Crise du libéralisme ou crise de l’interventionnisme ?
Les causes immobilières et foncières de la crise du subprime
Les racines de la finance exubérante
Finances : la crise révélatrice
Crise financière : Entre réglementation et liberté d’entreprendre


Je joins un article paru sur le site web du magazine Slate:
http://www.slate.com/id/2202489/
Super ! merci bien l’ami !
Plus sérieusement, ce commentaire de Jean-Louis Caccomo :
Personne ne peut dire si le plus dur est désormais derrière nous. Il est difficile d’avoir une vision exacte des événements à chaud, surtout quand les plus grands experts sont eux-mêmes pris en défaut. Il est cependant un fait remarquable : les Etats européens, mobilisés par le président français, vont venir en aide aux banques en leur prêtant de l’argent qu’ils auront eux-mêmes empruntés…aux banques.
Ces événements que nous venons de vivre doivent nous rendre plus modestes, nous incitant à abandonner toute posture par trop idéologique. L’effondrement de l’Union Soviétique a montré au monde entier que l’Etat ne pouvait pas et ne savait pas tout faire. La grande majorité des économistes ne conteste pas ce fait. L’omniprésence de l’Etat entraîne son incompétence conformément au principe « trop d’Etat tue l’Etat » parce que trop d’impôt tue l’impôt et l’Etat tire ses ressources de l’impôt.

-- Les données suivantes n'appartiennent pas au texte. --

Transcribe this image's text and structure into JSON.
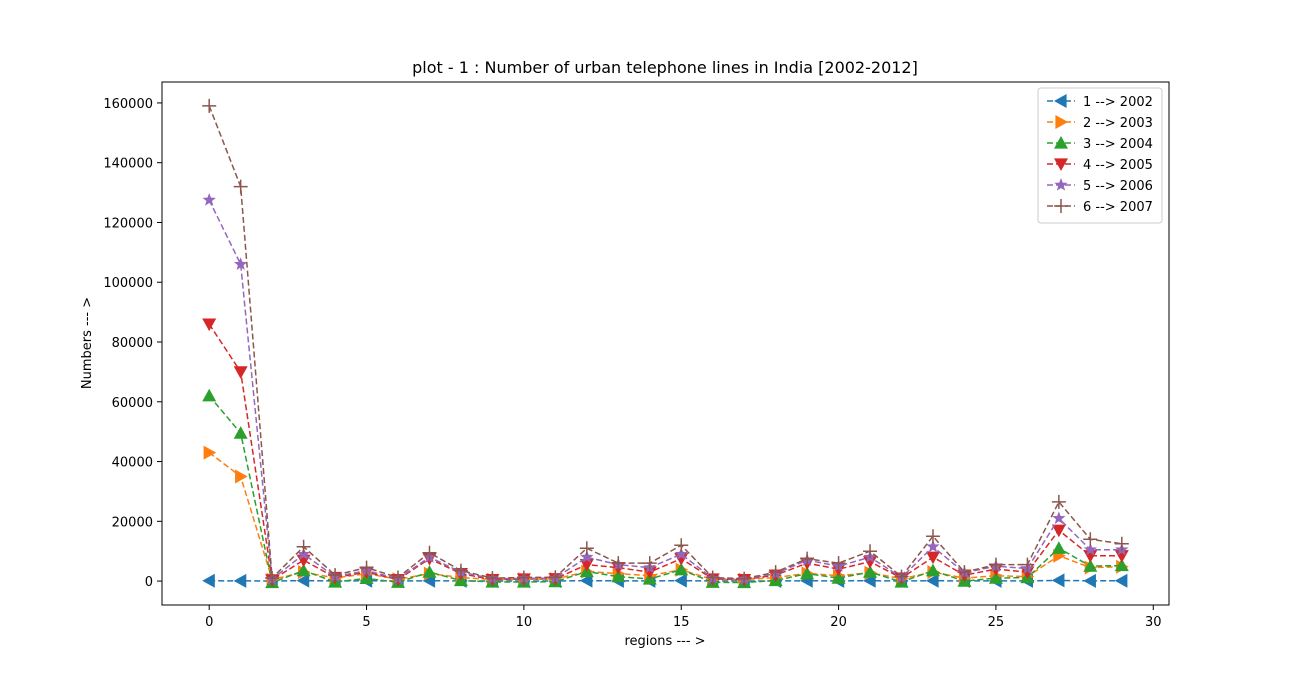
{
  "chart_data": {
    "type": "line",
    "title": "plot - 1 : Number of urban telephone lines in India [2002-2012]",
    "xlabel": "regions --- >",
    "ylabel": "Numbers --- >",
    "xlim": [
      -1.5,
      30.5
    ],
    "ylim": [
      -8000,
      167000
    ],
    "xticks": [
      0,
      5,
      10,
      15,
      20,
      25,
      30
    ],
    "yticks": [
      0,
      20000,
      40000,
      60000,
      80000,
      100000,
      120000,
      140000,
      160000
    ],
    "legend_position": "top-right",
    "x": [
      0,
      1,
      2,
      3,
      4,
      5,
      6,
      7,
      8,
      9,
      10,
      11,
      12,
      13,
      14,
      15,
      16,
      17,
      18,
      19,
      20,
      21,
      22,
      23,
      24,
      25,
      26,
      27,
      28,
      29
    ],
    "series": [
      {
        "name": "1 --> 2002",
        "color": "#1f77b4",
        "marker": "triangle-left",
        "values": [
          100,
          80,
          20,
          150,
          40,
          120,
          30,
          110,
          60,
          20,
          30,
          40,
          140,
          90,
          60,
          150,
          20,
          20,
          50,
          100,
          80,
          120,
          30,
          130,
          40,
          80,
          70,
          220,
          90,
          100
        ]
      },
      {
        "name": "2 --> 2003",
        "color": "#ff7f0e",
        "marker": "triangle-right",
        "values": [
          43000,
          35000,
          500,
          3000,
          1000,
          2500,
          600,
          2500,
          1200,
          500,
          600,
          700,
          3200,
          2500,
          1800,
          3800,
          500,
          500,
          1200,
          2600,
          1800,
          2800,
          800,
          3000,
          1000,
          1800,
          1500,
          8500,
          4500,
          4800
        ]
      },
      {
        "name": "3 --> 2004",
        "color": "#2ca02c",
        "marker": "triangle-up",
        "values": [
          62000,
          49500,
          -500,
          3500,
          -300,
          900,
          -400,
          3000,
          200,
          -300,
          -300,
          -200,
          3200,
          1500,
          700,
          3800,
          -400,
          -500,
          200,
          2500,
          1000,
          3000,
          -300,
          3500,
          0,
          1000,
          1200,
          11000,
          5000,
          5200
        ]
      },
      {
        "name": "4 --> 2005",
        "color": "#d62728",
        "marker": "triangle-down",
        "values": [
          86000,
          70000,
          400,
          7000,
          1200,
          3000,
          500,
          7500,
          2500,
          500,
          700,
          800,
          5500,
          4500,
          3000,
          7500,
          700,
          500,
          2000,
          6000,
          4000,
          6500,
          1000,
          8000,
          2000,
          4000,
          3000,
          17000,
          8500,
          8500
        ]
      },
      {
        "name": "5 --> 2006",
        "color": "#9467bd",
        "marker": "star",
        "values": [
          127500,
          106000,
          600,
          9000,
          1500,
          3500,
          800,
          8000,
          3000,
          800,
          900,
          1000,
          8000,
          5500,
          4500,
          9000,
          900,
          600,
          2500,
          7000,
          5000,
          8000,
          1200,
          11500,
          2800,
          5000,
          4200,
          21000,
          10500,
          10500
        ]
      },
      {
        "name": "6 --> 2007",
        "color": "#8c564b",
        "marker": "plus",
        "values": [
          159000,
          132000,
          1000,
          11500,
          2000,
          4500,
          1200,
          9500,
          3500,
          1000,
          1200,
          1300,
          11000,
          6000,
          6000,
          12000,
          1200,
          800,
          3000,
          7500,
          6000,
          10000,
          1500,
          15000,
          3000,
          5500,
          5500,
          26500,
          14000,
          12500
        ]
      }
    ]
  }
}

Mais la crise financière mondiale montre de la même manière les limites du marché, le marché ne pouvant pas tout faire tout seul. « Trop de liberté tue la liberté ». Et ce sont précisément les marchés qui en appellent à l’intervention étatique, l’action coordonnée des Etats européens étant saluée par les bourses mondiales. Ce sont également les banques qui sont disposées à prêter de l’argent à l’Etat alors qu’elles ne se prêtent plus entre elles dans ces périodes d’irrationalité collective.
Il convient de prendre en considération ces éléments pour considérer que le sempiternel débat entre plus ou moins de régulation, plus ou moins d’Etat, est largement dépassé. La question n’est pas : faut-il plus réguler ou faut-il moins de régulation dans l’économie ? Mais plutôt : quelles sont les bonnes régulations ? Et comment faire évoluer les régulations alors que l’économie elle-même est en constante mutation, les crises provoquant généralement l’accélération des changements. On doit pouvoir se débarrasser des réglementations qui étouffent le développement économique tout en trouvant les régulations qui empêchent le marché de se nuire à lui-même. Tel est le défi d’aujourd’hui.